Dr. Barry Rassin, son of Dr. Meyer Rassin, recalls that the family left Nassau and returned in 1947:
“Barry Rassin always felt he was supposed to go into medicine. It was his heritage. His father, Meyer, a notoriously brusque orthopedic surgeon, had arrived in the Bahamas from England during World War II to oversee the medical care of the Royal Air Force troops there. Except for some submarine activity, the Bahamas was outside the theater of war. Nassau’s Oakes and Windsor fields provided flight training for would-be RAF pilots destined to return to the fighting over Europe.
With little in the way of military medicine to occupy him, Dr. Rassin spent time ministering to local residents, including treating people with leprosy who had been exiled from society. This work endeared him to the populace. After the war, he returned to England, but in 1947, a few weeks after the birth of his son Barry, Rassin père returned with his family to Nassau to work in the government hospital. In 1955, he and his wife, Rosetta, a surgical nurse, opened Rassin Hospital to better serve their patients.”
Did orthopaedic surgeon Dr. Meyer Rassin have to leave the Bahamas because the House of Assembly refused his application?

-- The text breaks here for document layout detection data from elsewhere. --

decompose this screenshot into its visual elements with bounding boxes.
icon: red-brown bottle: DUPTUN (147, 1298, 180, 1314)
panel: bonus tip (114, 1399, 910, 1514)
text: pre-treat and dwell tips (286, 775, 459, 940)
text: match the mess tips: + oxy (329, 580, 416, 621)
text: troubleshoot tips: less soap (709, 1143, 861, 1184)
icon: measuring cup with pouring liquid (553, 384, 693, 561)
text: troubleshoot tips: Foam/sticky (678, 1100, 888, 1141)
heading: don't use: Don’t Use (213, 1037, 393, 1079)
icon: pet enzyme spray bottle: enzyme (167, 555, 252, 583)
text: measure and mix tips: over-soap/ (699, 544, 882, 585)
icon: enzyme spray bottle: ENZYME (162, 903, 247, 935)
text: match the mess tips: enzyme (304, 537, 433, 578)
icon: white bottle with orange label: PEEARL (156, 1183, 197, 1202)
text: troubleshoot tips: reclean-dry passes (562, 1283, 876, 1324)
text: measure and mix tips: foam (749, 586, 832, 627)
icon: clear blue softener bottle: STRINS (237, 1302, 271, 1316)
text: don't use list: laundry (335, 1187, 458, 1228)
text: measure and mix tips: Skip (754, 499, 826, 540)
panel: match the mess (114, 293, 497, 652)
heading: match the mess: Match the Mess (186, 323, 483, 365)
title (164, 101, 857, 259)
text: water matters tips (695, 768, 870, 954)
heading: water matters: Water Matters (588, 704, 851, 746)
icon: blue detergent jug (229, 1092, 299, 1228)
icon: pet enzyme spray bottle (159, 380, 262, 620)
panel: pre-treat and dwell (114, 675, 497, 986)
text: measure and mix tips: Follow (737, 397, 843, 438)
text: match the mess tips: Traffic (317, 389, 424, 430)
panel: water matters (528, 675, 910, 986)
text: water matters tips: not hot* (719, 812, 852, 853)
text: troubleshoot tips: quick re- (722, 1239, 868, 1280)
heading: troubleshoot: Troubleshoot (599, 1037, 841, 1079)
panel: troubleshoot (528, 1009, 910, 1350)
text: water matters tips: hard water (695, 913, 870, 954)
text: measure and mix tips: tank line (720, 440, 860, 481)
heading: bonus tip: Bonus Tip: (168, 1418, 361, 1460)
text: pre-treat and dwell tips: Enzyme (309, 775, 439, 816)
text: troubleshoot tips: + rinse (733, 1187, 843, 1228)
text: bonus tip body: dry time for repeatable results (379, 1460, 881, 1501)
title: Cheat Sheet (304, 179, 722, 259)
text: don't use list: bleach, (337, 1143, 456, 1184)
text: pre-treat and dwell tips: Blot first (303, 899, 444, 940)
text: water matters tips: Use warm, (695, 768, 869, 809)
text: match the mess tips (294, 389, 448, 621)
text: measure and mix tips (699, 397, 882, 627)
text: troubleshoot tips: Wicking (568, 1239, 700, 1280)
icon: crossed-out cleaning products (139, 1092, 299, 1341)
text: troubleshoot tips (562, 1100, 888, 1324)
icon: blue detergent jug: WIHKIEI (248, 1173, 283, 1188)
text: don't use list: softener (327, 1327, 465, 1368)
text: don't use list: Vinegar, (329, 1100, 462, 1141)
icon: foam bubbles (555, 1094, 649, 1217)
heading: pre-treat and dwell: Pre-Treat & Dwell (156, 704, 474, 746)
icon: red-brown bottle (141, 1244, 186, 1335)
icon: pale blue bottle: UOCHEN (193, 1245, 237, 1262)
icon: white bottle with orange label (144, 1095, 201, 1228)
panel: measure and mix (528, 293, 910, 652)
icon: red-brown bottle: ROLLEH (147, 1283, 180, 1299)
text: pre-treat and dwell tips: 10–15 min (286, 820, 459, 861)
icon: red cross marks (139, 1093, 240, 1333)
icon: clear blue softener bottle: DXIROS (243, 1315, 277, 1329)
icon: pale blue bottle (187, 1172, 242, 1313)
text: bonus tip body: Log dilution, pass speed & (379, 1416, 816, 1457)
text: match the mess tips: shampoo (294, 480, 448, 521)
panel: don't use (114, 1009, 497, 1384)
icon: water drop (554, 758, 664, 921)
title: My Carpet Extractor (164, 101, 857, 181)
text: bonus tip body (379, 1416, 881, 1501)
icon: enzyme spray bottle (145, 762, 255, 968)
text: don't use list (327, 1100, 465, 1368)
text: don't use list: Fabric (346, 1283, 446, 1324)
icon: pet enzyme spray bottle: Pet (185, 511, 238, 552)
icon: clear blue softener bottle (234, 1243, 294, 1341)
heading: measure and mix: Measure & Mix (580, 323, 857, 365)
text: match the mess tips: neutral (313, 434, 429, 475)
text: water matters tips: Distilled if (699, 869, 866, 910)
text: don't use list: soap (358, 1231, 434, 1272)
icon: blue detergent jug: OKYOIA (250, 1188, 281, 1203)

Did the House of Assembly only change its mind after public pressure, and negative press by the Tribune newspaper, highlighting that the only reason a much needed doctor like Rassin’s application was refused, was because, he was Jewish?
“The House of Assembly will meet on Monday evening when Mr. Braynen will ask further questions about the refusal by the Government of a licence to Squadron Leader Dr Rassin, R. A. F. to practice medicine in the Colony.
People who are against Dr Rassin coming here say that the Government’s decision was taken with good reason—but the reason has not been revealed.
People who are for Dr. Rassin coming here to declare that the decision is based on racial prejudice—Dr. Rassin is a Jew—- and that it is indicated by selfishness without regard for the needs of the community.
We don’t know Dr Rassin—- we’ve never seen the man—- but the whole position is too incredible to believe.
One’s intelligence suggests that Government must have had a mighty good reason to turn down the application of a man in uniform—- the hero soldier, the saviour of his country, the martyr to freedom’s cause—- and so on, and so forth.
If the Government has a good reason—- which we firmly believe it must have—– then the sooner the public is told the truth the better.
Government in this colony is always getting into trouble with the public because it takes the attitude that the public business is not the business of the public. Government is merely an offshoot of the public and, as such, nothing should be kept from the public when the public wants to know.
And the public, apparently, wants to know all about this affair.
We hope for the sake of all concerned, the Government will be able to justify its position.”
(The Nassau Daily Tribune, Saturday, January 26, 1946)
JEWS IN THE BAHAMAS
By 1970, there were no more than 50 Jewish families, in the Bahamas, out of a population of 100,000. One black Bahamian lady, a straw vendor, Mrs. Margaret Johnson, was one of 25 active members of the Nassau Hebrew Congregation.